Historicamente no Brasil mulheres da classe média sempre fizeram abortos em clínicas particulares, independente de se criminalizar ou não, a diferença brutal, é que apenas mulheres pobres morrem por não conseguirem do estado condições mínimas de decidirem sobre as suas gestações. Ainda mais, em um país onde a população carcerária é majoritariamente composta por pessoas negras e pobres, mais uma vez seria cruel com essas mulheres. Nosso país que tem mais da metade das famílias compostas por mulheres mães solo. Sou a favor que as mulheres possam poder escolher entre ter ou não um filho e se por acaso ela não escolha, que ela possa sobreviver a isso sem ter que ser presa por isso.
Polêmica Paraíba: Caso seja reconhecido o direito constitucional das mulheres de interromper a gestação e dos profissionais de saúde de realizar o procedimento, o mesmo não será ofertado pelo SUS. Você acredita que o estado deve desempenhar um papel ativo na garantia do acesso seguro ao aborto?
Alana Yaponirah: Com certeza o estado tem que prover o acesso a esse direito através de políticas públicas gratuitas. O direito à saúde e dignidade humana são direitos universais. Seria hipocrisia acreditar que mulheres que muitas vezes querem abortar por não terem condições financeiras para sustentar a criança tenham recursos para arcar com um procedimento abortivo.
Polêmica Paraíba: Qual é a sua perspectiva sobre os impactos sociais e de saúde pública da descriminalização do aborto no Brasil? Você acredita que essa mudança na lei pode trazer benefícios para a sociedade?
Alana Yaponirah: Uma sociedade mais justa onde mulheres possam viver bem, trabalhar sem serem assassinadas por homens que as têm como propriedade, regular o corpo feminino sempre é uma forma de dominação. Se as mulheres pudessem decidir sobre seus corpos de maneira mais justa, teríamos um mínimo de justiça. E se homens não abortassem seus filhos vivos, sobrecarregando as mães, seria uma revolução positiva para as futuras gerações.
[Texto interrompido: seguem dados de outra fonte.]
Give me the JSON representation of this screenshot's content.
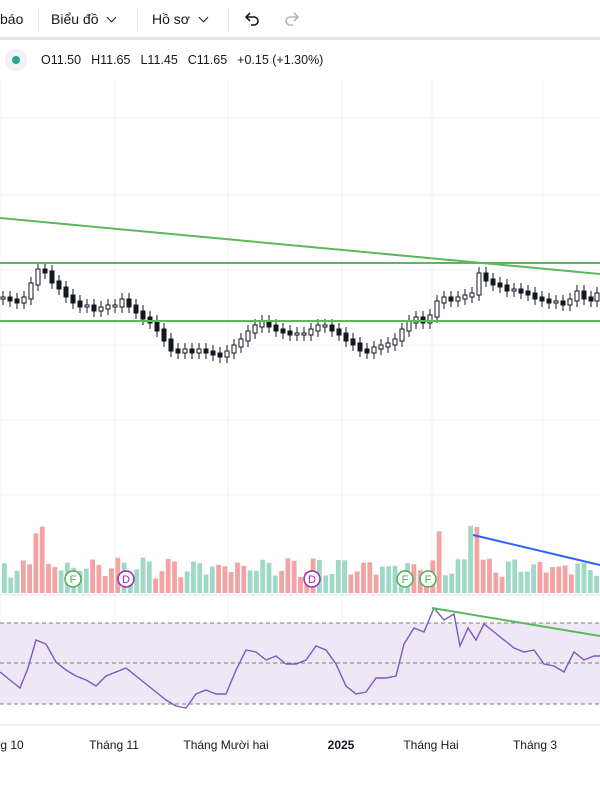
{
  "toolbar": {
    "partial_label": "báo",
    "chart_menu": "Biểu đồ",
    "profile_menu": "Hồ sơ",
    "undo_icon": "undo-icon",
    "redo_icon": "redo-icon"
  },
  "legend": {
    "open": "O11.50",
    "high": "H11.65",
    "low": "L11.45",
    "close": "C11.65",
    "change": "+0.15 (+1.30%)",
    "status_color": "#26a69a"
  },
  "x_axis": {
    "labels": [
      "g 10",
      "Tháng 11",
      "Tháng Mười hai",
      "2025",
      "Tháng Hai",
      "Tháng 3"
    ],
    "bold": [
      false,
      false,
      false,
      true,
      false,
      false
    ]
  },
  "event_markers": [
    {
      "letter": "F",
      "color": "#4caf50"
    },
    {
      "letter": "D",
      "color": "#9c27b0"
    },
    {
      "letter": "D",
      "color": "#9c27b0"
    },
    {
      "letter": "F",
      "color": "#4caf50"
    },
    {
      "letter": "F",
      "color": "#4caf50"
    }
  ],
  "colors": {
    "up": "#26a69a",
    "down": "#ef5350",
    "volume_up": "#9fd8c7",
    "volume_down": "#f4a3a3",
    "trendline": "#5cb85c",
    "volume_trendline": "#2962ff",
    "rsi_line": "#7e57c2",
    "rsi_band": "#ede7f6"
  }
}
O que diz a Lei atualmente no Brasil
Atualmente, o aborto voluntário é considerado crime no Brasil, exceto em casos de risco para a mãe, anencefalia do embrião ou gravidez decorrente de estupro. O Código Penal brasileiro prevê detenção para a mulher que provoca o aborto, variando de um a três anos, assim como para quem o pratica, com ou sem o consentimento da gestante.
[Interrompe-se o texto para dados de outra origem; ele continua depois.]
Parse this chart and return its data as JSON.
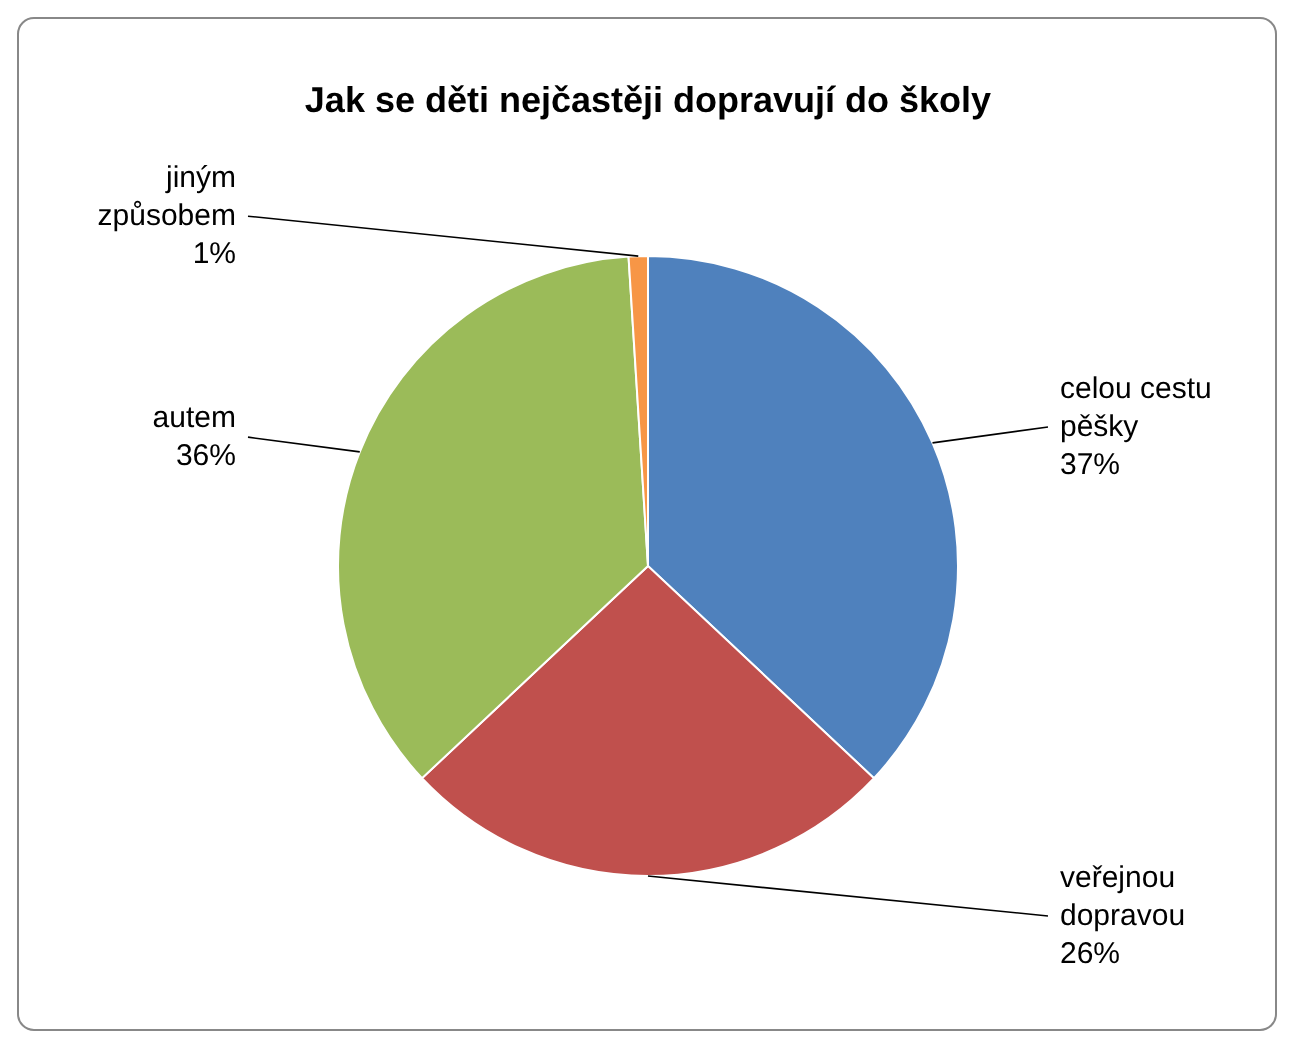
{
  "chart_data": {
    "type": "pie",
    "title": "Jak se děti nejčastěji dopravují do školy",
    "categories": [
      "celou cestu pěšky",
      "veřejnou dopravou",
      "autem",
      "jiným způsobem"
    ],
    "values": [
      37,
      26,
      36,
      1
    ],
    "value_labels": [
      "37%",
      "26%",
      "36%",
      "1%"
    ],
    "colors": [
      "#4f81bd",
      "#c0504d",
      "#9bbb59",
      "#f79646"
    ]
  }
}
O julgamento atual no STF coloca em pauta a possibilidade de revisão dessa legislação, abrindo espaço para uma discussão aprofundada sobre os direitos reprodutivos das mulheres no país.
Os dispositivos 125 e 126 da mesma legislação também sancionam aquele que induz ao aborto, independentemente do consentimento da gestante. As penalidades, nessas circunstâncias, são agravadas se, como resultado do aborto, a mulher sofrer lesões corporais graves ou falecer. No entanto, existem exceções à norma que criminaliza o aborto. Conforme estabelecido no artigo 128 do Código Penal, o aborto praticado por médico não é passível de punição em duas situações: quando não há outro meio de salvar a vida da gestante (aborto necessário) ou quando a gravidez resulta de estupro, e o aborto é realizado com o consentimento da gestante ou, se ela for incapaz, de seu representante legal.
Em 2012, o Supremo Tribunal Federal (STF) autorizou a interrupção da gestação de fetos anencéfalos (sem cérebro). Na prática, os ministros entenderam que aqueles que realizam e se submetem à cirurgia não cometem crime.